The weirdest “banning” I’ve heard of is I have a friend who taught grammar school for a few years — until the little bastards drove her batshit insane — and would read her students the Harry Potter books during “storytime.” All the good little Christian kids had to leave the room lest their minds be poisoned by all the Satanic concepts. By the way, if you want to get little kids really interested in a book: Tell them they can’t read it.

Then here comes along Zombie Christ, which given the title you might assume it falls into the Life of Brian category, but is actually more along the lines of The Last Temptation of Christ and isn’t as sacrilegious as one may assume.
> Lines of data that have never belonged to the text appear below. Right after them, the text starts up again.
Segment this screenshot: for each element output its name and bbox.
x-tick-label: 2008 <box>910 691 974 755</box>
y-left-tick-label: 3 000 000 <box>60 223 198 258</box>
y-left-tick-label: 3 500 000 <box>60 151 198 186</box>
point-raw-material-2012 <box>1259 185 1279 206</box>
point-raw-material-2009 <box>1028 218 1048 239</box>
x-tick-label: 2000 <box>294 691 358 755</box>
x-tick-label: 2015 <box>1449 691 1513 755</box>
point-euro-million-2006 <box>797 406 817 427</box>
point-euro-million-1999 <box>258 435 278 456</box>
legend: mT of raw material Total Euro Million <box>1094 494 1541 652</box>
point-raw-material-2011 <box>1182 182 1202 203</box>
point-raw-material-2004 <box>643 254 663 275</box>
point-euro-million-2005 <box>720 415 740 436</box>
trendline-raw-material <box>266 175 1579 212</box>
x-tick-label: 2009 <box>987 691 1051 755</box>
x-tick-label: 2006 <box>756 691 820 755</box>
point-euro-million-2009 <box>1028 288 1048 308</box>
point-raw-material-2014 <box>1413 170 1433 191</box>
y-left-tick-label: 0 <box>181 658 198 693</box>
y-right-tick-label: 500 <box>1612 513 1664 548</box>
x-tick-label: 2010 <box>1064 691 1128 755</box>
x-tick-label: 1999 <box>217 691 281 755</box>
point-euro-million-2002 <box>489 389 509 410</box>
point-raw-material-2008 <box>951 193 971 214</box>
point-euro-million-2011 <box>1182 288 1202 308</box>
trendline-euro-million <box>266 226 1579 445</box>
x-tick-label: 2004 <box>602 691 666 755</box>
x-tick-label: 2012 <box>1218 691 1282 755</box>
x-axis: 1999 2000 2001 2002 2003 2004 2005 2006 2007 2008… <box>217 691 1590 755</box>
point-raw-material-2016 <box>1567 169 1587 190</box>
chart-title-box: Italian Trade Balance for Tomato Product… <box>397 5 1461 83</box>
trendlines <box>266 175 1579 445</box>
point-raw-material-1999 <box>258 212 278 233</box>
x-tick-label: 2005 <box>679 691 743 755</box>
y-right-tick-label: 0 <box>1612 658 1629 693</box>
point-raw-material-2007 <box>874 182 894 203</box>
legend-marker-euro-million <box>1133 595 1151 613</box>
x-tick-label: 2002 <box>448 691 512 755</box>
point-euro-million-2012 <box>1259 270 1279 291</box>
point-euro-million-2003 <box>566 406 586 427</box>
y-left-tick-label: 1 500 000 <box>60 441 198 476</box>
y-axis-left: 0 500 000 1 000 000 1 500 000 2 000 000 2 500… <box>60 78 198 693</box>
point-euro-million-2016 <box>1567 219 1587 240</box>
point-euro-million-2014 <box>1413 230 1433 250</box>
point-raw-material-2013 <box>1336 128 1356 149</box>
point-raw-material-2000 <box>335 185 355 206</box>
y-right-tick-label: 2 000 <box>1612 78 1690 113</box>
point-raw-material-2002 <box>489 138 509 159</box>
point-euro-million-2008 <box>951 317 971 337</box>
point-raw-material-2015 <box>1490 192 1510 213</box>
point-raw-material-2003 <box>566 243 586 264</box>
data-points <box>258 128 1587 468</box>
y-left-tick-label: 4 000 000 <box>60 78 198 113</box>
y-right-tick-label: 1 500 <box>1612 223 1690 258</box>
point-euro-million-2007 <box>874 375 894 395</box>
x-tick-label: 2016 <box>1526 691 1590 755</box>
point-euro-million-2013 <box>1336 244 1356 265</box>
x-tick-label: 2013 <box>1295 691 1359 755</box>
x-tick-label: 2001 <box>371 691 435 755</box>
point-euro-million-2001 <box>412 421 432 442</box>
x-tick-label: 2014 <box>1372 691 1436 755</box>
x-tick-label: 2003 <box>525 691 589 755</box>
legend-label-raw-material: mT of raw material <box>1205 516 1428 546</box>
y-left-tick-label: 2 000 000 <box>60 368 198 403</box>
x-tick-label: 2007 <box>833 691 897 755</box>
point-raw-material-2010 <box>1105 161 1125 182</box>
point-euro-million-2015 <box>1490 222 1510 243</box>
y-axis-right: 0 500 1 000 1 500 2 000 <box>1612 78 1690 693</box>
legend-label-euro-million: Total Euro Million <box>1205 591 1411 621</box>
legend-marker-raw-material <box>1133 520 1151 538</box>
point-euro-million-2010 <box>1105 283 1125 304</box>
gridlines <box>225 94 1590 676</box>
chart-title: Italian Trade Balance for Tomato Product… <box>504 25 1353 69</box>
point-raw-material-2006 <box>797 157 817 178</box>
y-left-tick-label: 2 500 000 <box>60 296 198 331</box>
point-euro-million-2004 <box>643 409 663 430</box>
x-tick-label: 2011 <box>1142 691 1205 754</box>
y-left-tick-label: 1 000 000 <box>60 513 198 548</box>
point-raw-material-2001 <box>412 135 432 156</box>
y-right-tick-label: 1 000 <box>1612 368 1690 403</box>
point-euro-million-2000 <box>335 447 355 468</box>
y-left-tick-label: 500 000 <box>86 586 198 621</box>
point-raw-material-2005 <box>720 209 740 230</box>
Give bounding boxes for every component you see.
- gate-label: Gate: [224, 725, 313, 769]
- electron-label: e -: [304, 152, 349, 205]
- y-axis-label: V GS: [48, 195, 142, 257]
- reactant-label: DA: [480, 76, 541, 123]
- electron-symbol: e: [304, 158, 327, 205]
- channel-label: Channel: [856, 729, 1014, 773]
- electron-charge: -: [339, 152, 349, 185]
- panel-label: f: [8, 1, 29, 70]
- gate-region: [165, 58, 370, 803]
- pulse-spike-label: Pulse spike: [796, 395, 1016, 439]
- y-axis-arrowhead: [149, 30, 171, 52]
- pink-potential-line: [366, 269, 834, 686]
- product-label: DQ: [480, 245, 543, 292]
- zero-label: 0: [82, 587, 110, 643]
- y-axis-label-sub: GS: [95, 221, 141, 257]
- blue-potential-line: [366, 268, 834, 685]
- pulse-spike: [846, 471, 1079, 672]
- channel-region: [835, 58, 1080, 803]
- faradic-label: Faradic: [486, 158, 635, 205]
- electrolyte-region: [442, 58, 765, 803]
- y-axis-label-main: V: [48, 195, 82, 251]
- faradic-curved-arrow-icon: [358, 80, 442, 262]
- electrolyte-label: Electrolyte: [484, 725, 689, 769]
Ok, yes it does have Jesus rising from the dead three days later as a flesh-eating zombie. That’s one of those brilliant kinds of concepts you can’t believe nobody’s ever done anything with before.

The main focus of the film, like The Da Vinci Code, is Mary Magdalene who has her faith tested when she discovers that her savior eats human flesh. After witnessing that type of horror, she refuses to believe that the situation isn’t anything other than the fulfillment of divine prophecy and the will of God. The main set piece of the film is a discussion on faith between Mary Magdalene and Simon Now Called Peter after they’ve been kidnapped by a rogue gang of sodomy loving bandits. The big question is: Is Mary’s faith misplaced?

Zombie Christ is a short film, clocking in at around 30 minutes, as if the filmmakers knew that there’s only so far they could take their sacrilegious premise, especially on a very limited budget. But I think the concept could hold up for a feature-length film since they’ve already taken their idea beyond the one-note joke premise. While the movie is very funny, the biggest joke is that writer/director Andrew Whitwell Larrison has actually made a serious film about faith.